Rove, now a Fox News contributor, said he confronted Obama, then the junior senator from Illinois, about the quotation during a chance encounter in the White House cafeteria. According to Rove, Obama initially denied attributing the quote to Rove, who then showed Obama the page in question.

“He looked surprised and began insisting he really wasn’t saying what he had quoted me as saying,” Rove wrote in “Courage,” which will be released Tuesday. “After a few moments, the conversation drew to an awkward and unsatisfactory conclusion; he was unwilling to acknowledge the mistake or apologize. It seemed to me he didn’t much care that he had attributed to me something I had never said and found offensive.”

Later, at the 2008 White House Correspondents’ Dinner, Rove and Jarrett were guests at the table of Newsweek Editor Jon Meacham.

“Jarrett e-mailed Obama on her BlackBerry to let him know she was breaking bread with Satan himself,” Rove recalled. “He e-mailed her back and Jarrett made the mistake of showing Jon and me his reply, which was ‘Rove hates me.’ I knew Senator Obama was alluding to our run-in over the passage in his book. I asked Jarrett to tell him I wasn’t in the habit of hating people.”

This was not the only score Rove settled with Obama.

“Though we didn’t discuss it in our West Wing encounter, Obama also went on in his book to describe me and other conservatives as ‘eerily reminiscent of some of the New Left’s leaders during the sixties,’ who ‘viewed politics as a contest not just between competing policy visions, but between good and evil,’” Rove wrote.

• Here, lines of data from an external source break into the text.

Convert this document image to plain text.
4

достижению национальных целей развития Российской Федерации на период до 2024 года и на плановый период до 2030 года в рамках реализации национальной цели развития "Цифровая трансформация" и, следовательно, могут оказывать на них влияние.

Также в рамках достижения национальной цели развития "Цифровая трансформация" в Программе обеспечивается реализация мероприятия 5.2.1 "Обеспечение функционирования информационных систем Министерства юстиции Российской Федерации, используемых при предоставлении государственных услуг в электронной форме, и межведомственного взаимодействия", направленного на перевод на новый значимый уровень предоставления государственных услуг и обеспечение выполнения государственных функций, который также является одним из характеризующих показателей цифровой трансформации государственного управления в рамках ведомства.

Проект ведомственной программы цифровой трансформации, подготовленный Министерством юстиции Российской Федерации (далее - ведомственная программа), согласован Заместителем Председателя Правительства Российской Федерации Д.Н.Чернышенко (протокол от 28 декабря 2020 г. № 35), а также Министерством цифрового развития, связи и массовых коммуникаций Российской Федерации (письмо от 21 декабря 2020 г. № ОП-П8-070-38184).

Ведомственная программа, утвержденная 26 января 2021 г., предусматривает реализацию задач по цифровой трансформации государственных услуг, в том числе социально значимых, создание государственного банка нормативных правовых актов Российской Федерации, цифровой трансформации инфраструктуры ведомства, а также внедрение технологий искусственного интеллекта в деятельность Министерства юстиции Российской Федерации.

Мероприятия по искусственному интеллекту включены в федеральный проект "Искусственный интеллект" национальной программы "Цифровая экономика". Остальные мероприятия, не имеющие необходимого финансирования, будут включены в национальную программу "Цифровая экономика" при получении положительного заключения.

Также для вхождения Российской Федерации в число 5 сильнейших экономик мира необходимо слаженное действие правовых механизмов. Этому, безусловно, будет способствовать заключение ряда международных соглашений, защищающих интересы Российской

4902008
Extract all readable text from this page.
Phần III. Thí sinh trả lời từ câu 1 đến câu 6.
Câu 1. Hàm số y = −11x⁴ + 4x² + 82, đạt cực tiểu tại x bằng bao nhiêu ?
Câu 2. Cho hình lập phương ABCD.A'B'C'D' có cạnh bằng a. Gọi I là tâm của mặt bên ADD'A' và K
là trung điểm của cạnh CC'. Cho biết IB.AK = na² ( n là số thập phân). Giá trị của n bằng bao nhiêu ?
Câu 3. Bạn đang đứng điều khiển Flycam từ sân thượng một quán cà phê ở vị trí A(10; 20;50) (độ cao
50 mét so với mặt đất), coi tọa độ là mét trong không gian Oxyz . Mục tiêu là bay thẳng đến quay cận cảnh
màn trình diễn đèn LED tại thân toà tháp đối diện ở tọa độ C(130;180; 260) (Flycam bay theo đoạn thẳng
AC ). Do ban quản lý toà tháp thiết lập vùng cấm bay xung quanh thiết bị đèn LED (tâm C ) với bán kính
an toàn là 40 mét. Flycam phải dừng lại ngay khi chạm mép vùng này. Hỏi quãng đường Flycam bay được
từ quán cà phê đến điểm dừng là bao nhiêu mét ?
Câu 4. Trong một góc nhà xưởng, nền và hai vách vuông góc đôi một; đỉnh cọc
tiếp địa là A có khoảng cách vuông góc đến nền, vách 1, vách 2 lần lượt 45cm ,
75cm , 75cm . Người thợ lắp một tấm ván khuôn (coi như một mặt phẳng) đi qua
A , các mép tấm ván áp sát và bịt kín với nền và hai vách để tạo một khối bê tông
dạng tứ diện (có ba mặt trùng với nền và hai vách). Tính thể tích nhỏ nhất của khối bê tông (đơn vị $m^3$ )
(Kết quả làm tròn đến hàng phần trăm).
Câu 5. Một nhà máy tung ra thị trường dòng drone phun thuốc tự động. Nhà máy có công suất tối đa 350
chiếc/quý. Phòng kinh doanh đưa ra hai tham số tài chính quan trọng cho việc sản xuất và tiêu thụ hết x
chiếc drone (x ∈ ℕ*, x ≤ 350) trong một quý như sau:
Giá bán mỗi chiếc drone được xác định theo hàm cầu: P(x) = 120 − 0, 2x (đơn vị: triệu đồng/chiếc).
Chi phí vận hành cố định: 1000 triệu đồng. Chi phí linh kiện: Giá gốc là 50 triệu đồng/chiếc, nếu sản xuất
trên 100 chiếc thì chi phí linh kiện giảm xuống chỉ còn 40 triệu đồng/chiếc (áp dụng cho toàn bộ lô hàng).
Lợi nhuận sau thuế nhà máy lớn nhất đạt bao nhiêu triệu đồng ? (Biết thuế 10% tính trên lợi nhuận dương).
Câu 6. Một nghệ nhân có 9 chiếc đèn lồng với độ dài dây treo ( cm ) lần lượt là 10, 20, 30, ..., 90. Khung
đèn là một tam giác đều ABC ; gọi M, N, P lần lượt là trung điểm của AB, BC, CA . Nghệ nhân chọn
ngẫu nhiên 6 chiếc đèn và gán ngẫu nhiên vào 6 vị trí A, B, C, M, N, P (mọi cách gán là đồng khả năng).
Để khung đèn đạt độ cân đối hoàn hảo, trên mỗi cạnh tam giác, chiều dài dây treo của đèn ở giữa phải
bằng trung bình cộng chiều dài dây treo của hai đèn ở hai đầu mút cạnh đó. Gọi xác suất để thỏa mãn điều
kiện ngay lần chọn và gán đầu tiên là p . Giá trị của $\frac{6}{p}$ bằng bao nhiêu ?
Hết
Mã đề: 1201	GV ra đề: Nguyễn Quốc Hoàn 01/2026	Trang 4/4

“Now, that’s rich, isn’t it?” he marveled. “The last time I checked, I hadn’t bombed any government buildings (like, say, Obama’s great friend William Ayers); or asked that God ‘damn’ America (like, say, Obama’s former pastor and close friend Jeremiah Wright); or declared that I was proud of my country for the first time in my life only when I was in my forties (like, say, Obama’s wife, Michelle).”